To look at that from a different perspective, we do not say that the birth of an infant with thalidomide-induced defects, or others, is a bad thing in itself, although we try to avoid those defects because a life without them harbors more possibilities than a life with them. A life with them is still better than nothing at all. (This, by the way, is why the US and other countries generally disallow lawsuits for “wrongful birth” – being born cannot in itself be a harm unless your life is literally “worse than death”, so you can’t sue for that by itself.) So such an infant has suffered no harm, even if it is disappointing or frustrating that it could have had a better life. (We all could have had better lives. We are not victims solely because we did not.) This is different from the case of a person who is maimed or otherwise subject to limitations in life after they have entered the moral realm – that person has actual interests that are thereby frustrated. So it is not bad to do to non-persons what it would be bad to do to real persons.
As for whether that would be a “morally appropriate choice”, I’m not sure what that means. I’ve said it’s a morally permissible choice – it falls within the range of things that are subject to personal inclinations only, and not subject to other people’s interference. But not everything you’re allowed to do is something you should do. If a person showed gross indifference to the welfare of their fetus – allowed it to be subject to easily avoidable, and very serious, birth defects, and thus fated it for a much more difficult or limited life than would have been easily possible – we could certainly say that person was very uncaring toward their child’s future. But that’s not the same as saying they harmed that child before the child even existed as a person. We might wonder about their fitness as parents – would they continue to be indifferent to the child’s welfare after it becomes a person and has real, vulnerable interests? But we cannot blame them for bringing a child into the world with birth defects, even intentionally. (We do not blame parents of children with accidentally-acquired birth defects, even when those parents deliberately choose not to abort that fetus. The choice to create birth defects and then bring the fetus to term is essentially the same act.)

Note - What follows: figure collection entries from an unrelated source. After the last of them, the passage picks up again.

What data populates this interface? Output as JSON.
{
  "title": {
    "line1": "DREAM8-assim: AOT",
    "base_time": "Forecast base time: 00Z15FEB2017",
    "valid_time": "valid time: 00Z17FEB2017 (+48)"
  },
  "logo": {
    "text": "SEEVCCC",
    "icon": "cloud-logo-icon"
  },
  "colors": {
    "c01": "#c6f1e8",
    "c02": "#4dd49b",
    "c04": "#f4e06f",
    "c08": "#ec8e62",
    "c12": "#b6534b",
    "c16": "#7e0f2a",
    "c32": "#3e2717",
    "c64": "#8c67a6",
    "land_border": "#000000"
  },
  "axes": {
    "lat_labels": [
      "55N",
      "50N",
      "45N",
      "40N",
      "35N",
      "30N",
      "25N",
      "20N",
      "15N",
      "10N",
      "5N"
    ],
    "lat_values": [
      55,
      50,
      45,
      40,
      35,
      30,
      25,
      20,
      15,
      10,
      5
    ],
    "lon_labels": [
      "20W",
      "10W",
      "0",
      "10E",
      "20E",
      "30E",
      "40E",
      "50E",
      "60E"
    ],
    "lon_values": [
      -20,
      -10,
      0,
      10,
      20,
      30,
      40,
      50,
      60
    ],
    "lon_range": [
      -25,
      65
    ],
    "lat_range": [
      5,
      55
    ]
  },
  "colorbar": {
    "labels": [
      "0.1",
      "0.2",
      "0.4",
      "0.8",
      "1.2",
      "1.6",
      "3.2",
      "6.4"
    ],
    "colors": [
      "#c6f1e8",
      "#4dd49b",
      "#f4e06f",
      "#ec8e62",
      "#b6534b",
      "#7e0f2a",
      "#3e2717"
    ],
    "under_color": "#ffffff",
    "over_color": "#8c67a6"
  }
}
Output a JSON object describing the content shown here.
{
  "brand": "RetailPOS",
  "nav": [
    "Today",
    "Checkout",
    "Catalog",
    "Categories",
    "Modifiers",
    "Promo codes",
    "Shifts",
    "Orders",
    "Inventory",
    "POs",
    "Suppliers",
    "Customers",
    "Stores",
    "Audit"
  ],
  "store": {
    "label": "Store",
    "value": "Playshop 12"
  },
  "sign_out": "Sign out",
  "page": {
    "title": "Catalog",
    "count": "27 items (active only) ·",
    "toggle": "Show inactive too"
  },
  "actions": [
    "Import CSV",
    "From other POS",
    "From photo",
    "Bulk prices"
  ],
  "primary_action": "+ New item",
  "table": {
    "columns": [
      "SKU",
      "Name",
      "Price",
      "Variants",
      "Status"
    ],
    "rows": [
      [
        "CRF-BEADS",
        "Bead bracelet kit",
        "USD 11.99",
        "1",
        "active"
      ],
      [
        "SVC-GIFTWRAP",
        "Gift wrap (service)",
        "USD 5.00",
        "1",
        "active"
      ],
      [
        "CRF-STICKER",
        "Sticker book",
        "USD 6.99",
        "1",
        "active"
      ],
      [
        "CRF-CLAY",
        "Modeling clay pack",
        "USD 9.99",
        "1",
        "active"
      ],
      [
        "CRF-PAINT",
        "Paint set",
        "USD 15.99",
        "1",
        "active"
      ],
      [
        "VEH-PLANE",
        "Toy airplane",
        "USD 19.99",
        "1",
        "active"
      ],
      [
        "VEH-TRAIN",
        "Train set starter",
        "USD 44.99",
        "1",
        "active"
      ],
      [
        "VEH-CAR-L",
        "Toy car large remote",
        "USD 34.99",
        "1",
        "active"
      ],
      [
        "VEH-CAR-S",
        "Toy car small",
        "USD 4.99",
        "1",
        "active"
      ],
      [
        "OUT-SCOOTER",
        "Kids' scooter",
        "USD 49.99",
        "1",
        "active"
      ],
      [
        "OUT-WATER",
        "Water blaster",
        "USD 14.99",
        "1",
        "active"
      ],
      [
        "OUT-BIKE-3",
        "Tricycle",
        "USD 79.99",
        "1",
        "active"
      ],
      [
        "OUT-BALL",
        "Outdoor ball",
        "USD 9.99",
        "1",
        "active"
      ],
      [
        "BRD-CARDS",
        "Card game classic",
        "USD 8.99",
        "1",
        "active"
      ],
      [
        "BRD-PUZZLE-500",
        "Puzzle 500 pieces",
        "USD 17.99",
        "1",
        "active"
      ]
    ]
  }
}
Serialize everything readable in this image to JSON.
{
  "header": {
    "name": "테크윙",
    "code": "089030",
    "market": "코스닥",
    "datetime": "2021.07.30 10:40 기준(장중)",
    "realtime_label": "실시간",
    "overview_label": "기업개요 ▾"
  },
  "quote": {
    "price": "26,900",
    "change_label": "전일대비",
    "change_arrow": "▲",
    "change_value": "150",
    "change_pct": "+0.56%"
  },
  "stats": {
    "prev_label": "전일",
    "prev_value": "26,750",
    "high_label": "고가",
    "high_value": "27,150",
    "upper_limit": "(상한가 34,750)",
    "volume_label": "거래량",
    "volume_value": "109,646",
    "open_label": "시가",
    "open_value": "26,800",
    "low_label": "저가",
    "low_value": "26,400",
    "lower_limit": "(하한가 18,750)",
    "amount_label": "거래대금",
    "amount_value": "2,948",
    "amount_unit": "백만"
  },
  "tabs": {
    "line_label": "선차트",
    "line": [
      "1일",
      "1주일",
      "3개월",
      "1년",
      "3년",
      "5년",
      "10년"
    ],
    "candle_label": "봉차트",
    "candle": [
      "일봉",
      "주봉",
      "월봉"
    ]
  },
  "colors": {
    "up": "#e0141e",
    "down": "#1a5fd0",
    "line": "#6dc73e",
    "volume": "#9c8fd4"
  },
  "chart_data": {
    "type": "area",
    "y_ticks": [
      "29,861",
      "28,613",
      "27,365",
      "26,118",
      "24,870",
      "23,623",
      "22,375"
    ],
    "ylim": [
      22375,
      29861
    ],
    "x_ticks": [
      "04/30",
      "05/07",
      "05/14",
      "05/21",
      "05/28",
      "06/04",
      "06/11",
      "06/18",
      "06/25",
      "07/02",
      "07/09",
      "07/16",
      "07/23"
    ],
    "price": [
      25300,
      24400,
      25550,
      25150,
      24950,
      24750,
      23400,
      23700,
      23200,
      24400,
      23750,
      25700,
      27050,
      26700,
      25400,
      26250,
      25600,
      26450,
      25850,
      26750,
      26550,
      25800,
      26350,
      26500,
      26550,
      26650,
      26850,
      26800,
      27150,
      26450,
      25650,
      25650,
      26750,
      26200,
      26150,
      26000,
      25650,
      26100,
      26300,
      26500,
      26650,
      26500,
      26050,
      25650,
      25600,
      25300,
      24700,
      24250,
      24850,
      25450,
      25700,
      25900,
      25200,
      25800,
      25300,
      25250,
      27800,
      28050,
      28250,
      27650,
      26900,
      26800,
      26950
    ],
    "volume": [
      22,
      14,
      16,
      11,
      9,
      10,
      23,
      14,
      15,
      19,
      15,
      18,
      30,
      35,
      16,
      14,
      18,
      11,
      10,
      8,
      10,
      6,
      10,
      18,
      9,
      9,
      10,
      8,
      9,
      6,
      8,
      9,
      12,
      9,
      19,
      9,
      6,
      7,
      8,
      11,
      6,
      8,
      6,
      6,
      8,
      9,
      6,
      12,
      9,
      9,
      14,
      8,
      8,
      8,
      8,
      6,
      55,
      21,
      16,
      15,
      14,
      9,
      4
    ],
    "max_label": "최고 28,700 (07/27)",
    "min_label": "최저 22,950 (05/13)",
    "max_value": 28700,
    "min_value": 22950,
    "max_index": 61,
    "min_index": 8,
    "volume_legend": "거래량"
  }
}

The bottom line for this question, and others in the vein of what used to be called “maternal/fetal conflict”, is that the fetus is not a moral person for the largest part of a pregnancy at least, and as such has no moral interests that stand against those of the pregnant woman. That woman is free to do as she chooses during her pregnancy. It should be noted that what virtually all women who choose to bring a pregnancy to term also choose to do during that pregnancy is to protect and nurture the fetus as fully as possible. These scenarios of heartless harlots deliberately crucifying their own children pre-natally are rather suspicious, both in content and in intent. But as for what they tell us about the woman’s obligations, those are, as in all pregnancies, unopposed by the non-existent rights of non-existent persons.